Who: The Information Commissioner’s Office (“ICO“
When: 11 March 2016
Law stated as at: 7 April 2016
The ICO has published a new Blog post questioning what our mobile apps are actually doing. The Blog post follows an ICO survey of 21 popular apps. The ICO analysed the apps to see whether they were compliant with data protection law generally, including checking whether necessary data subject consents were obtained for data processing and if personal data was adequately protected from cyber threats. The ICO found that overall apps weren’t “panic-inducing”, although there was room for improvement in a number of areas to ensure full data protection compliance and to improve the customer experience. These include:
- using encrypted connections for login methods (i.e. HTTPS rather than plain HTTP);
- ensuring that encrypted connections are set up and used properly, for example checking digital certificates adequately (to prevent someone unlawfully impersonating the server and carrying out a “man-in-the-middle” attack);
- requiring more resilient passwords;
- obtaining consent for cookies; and
- improving transparency.
The ICO’s Blog post highlights that it takes data privacy and security concerns with mobile apps seriously and that this is firmly on the ICO’s radar as app use in our daily lives proliferates.
Why this matters:
The Data Protection Act 1998 (“DPA“) requires that data controllers process personal data fairly and lawfully and that they have in place appropriate technical and organisational measures to prevent personal data being damaged, lost or stolen. In practice this means that app developers should be transparent with users about how they will use and share their personal data in a clear privacy notice and should obtain a user’s consent to that use. In addition app developers should ensure that they are taking proportionate steps (having regard to the state of technological development, cost, nature of the data and potential harm of a security breach) to ensure that users’ personal data is secure. This should apply throughout the data processing life cycle, from collection through to deletion of the personal data if it is no longer necessary for the purpose for which it was collected. Failure to comply with these requirements could lead to a fine from the ICO of up to £500,000 but under the new General Data Protection Regulation, which is expected to come into force in 2018, this will increase to EUR 20 million or up to 4% of worldwide turnover for serious breaches.

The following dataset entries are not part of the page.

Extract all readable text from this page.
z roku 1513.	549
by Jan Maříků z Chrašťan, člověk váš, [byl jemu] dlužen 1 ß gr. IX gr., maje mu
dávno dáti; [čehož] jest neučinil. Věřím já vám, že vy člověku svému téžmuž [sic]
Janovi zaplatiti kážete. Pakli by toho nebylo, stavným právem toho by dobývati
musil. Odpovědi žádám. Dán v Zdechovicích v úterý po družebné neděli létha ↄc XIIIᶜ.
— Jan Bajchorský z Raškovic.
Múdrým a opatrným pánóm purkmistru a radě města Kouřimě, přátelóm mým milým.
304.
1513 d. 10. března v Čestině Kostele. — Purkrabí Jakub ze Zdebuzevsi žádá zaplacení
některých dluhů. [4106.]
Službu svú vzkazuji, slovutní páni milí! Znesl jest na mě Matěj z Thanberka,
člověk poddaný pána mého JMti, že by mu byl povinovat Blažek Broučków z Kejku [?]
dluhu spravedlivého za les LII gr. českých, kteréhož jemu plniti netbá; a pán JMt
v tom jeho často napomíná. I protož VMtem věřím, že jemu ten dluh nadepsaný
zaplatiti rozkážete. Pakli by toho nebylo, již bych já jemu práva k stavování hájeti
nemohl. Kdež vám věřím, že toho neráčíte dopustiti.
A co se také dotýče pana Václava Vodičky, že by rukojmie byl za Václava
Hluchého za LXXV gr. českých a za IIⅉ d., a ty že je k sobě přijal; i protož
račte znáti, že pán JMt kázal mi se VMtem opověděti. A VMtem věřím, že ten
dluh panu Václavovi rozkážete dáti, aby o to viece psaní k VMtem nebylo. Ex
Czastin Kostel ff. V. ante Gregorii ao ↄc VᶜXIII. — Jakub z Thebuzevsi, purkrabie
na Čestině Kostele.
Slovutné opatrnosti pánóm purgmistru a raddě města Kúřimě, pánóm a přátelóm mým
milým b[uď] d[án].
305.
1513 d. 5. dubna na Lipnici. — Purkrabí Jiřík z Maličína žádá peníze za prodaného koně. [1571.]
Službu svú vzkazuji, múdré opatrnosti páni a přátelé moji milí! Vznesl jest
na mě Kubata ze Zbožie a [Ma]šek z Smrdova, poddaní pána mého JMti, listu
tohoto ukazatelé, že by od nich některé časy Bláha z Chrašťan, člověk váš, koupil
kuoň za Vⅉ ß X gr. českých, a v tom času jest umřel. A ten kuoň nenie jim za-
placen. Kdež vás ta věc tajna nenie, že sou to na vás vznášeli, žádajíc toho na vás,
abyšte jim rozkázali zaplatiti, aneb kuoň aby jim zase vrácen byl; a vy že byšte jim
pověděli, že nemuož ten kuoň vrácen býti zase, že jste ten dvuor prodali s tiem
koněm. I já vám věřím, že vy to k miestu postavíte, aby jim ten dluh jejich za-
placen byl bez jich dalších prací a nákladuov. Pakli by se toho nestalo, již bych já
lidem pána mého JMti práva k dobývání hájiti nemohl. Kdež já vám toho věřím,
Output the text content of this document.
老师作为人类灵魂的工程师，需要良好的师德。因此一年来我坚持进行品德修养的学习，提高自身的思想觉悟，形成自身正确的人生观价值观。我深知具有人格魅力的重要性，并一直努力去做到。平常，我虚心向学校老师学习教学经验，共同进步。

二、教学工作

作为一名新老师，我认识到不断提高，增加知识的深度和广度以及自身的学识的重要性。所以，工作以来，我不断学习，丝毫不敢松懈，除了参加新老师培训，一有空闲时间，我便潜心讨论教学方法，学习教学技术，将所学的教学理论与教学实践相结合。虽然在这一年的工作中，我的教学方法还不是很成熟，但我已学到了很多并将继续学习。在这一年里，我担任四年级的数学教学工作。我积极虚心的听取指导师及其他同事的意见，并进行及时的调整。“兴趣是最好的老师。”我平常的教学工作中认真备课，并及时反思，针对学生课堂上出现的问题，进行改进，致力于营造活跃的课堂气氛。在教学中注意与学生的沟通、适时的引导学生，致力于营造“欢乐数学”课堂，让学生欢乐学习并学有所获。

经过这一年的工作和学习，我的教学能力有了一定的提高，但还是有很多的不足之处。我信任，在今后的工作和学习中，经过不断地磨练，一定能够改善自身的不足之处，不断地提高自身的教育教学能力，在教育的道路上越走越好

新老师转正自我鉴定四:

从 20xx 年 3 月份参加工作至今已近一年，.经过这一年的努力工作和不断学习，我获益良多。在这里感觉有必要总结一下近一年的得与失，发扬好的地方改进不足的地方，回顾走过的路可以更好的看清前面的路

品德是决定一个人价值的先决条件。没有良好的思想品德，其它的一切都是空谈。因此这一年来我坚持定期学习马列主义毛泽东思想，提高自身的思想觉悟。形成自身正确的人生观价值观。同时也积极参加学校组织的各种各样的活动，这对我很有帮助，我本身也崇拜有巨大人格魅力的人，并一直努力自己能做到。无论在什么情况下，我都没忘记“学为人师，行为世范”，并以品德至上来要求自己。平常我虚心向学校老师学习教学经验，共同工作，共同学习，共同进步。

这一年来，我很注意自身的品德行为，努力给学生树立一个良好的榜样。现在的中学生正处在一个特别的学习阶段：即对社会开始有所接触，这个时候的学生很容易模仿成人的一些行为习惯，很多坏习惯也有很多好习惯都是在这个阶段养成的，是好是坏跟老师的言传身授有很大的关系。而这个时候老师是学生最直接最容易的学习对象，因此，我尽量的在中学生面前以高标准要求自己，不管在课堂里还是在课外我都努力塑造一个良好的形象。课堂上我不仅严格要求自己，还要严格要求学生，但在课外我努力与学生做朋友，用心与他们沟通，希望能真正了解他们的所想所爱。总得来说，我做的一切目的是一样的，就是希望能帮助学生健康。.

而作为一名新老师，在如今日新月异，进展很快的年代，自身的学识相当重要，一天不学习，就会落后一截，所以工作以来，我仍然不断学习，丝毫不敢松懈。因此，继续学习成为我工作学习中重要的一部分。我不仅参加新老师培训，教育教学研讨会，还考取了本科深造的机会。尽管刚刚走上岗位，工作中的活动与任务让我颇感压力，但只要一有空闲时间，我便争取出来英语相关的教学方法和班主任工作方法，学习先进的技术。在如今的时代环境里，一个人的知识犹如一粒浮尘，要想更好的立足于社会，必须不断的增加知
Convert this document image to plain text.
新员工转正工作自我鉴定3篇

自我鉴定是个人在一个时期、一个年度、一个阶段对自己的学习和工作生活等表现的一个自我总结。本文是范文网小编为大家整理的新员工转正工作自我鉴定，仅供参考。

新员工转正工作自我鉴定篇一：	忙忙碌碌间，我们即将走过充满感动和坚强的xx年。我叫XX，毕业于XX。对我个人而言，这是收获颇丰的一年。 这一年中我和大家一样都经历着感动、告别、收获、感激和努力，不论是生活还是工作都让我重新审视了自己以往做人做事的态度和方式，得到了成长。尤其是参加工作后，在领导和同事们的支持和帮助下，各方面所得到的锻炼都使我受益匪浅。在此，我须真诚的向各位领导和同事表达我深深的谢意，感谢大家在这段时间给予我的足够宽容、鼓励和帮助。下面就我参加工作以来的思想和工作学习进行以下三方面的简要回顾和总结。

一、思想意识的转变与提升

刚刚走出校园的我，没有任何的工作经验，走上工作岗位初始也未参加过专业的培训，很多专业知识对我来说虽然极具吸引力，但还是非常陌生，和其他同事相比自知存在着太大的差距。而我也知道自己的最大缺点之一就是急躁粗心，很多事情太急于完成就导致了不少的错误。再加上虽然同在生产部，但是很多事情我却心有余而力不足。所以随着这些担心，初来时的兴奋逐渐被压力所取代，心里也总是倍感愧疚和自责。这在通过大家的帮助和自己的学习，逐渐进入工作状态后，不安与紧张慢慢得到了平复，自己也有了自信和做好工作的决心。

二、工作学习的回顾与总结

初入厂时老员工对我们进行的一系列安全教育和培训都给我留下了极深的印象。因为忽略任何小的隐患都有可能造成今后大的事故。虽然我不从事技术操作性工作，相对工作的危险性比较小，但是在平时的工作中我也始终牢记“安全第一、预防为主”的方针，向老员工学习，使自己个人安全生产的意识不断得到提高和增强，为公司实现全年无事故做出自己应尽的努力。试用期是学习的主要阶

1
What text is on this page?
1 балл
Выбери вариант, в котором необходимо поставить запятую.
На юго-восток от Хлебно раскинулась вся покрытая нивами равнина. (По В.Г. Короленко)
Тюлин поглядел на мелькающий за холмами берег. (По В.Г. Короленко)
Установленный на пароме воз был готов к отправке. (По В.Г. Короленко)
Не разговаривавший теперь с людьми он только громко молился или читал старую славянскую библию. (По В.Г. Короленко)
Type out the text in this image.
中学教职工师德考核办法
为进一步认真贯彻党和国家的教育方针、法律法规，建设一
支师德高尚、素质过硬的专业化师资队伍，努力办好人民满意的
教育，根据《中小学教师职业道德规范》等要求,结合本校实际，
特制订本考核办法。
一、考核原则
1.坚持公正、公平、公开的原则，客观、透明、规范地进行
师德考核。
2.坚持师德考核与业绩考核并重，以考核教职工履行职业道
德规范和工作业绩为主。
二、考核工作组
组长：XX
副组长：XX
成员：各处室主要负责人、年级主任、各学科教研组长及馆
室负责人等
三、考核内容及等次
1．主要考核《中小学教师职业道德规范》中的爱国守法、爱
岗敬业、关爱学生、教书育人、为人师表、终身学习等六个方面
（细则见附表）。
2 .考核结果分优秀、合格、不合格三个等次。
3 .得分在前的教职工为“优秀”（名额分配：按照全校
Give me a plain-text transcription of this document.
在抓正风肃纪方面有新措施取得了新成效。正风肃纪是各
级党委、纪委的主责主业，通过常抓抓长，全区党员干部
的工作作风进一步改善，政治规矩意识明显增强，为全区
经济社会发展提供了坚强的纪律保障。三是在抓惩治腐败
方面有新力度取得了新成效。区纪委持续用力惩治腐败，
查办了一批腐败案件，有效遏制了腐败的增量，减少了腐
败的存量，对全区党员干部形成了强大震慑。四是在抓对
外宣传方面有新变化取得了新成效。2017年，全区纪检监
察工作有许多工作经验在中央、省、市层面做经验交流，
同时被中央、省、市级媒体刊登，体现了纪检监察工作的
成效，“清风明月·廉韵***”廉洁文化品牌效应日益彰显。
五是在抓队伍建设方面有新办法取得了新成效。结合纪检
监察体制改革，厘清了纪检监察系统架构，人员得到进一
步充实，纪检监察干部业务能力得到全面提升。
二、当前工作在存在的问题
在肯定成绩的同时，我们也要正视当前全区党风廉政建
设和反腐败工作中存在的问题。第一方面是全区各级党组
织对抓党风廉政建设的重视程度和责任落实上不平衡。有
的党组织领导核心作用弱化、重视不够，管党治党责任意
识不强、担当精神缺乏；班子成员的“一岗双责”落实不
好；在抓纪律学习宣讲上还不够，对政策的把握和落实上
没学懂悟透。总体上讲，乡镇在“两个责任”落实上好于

The ICO’s survey found that a number of apps it reviewed could be doing more to comply with the DPA particularly in relation to app security which the ICO considers should be part and parcel of development of an app alongside improvement to the app service itself. App developers should therefore consider whether their products are compliant with the DPA to avoid a knock on the door from the ICO following bad mobile app security practice. In particular, developers should note that the ICO is not stopping at its sample survey of 21 apps but intends to evaluate apps on an on-going basis, moving next to apps in the finance and wellbeing areas. The ICO has provided useful guidance on mobile apps specifically (see here: https://ico.org.uk/media/for-organisations/documents/1596/privacy-in-mobile-apps-dp-guidance.pdf) and also separately on encryption (see here: https://ico.org.uk/media/for-organisations/encryption-1-0.pdf) that developers should follow.
The recent news that WhatsApp has rolled out end-to-end encryption for its services goes to show that best practice compliance can bring positive publicity as well as keeping the regulator at bay. No doubt the ICO will be hoping that other app developers follow suit.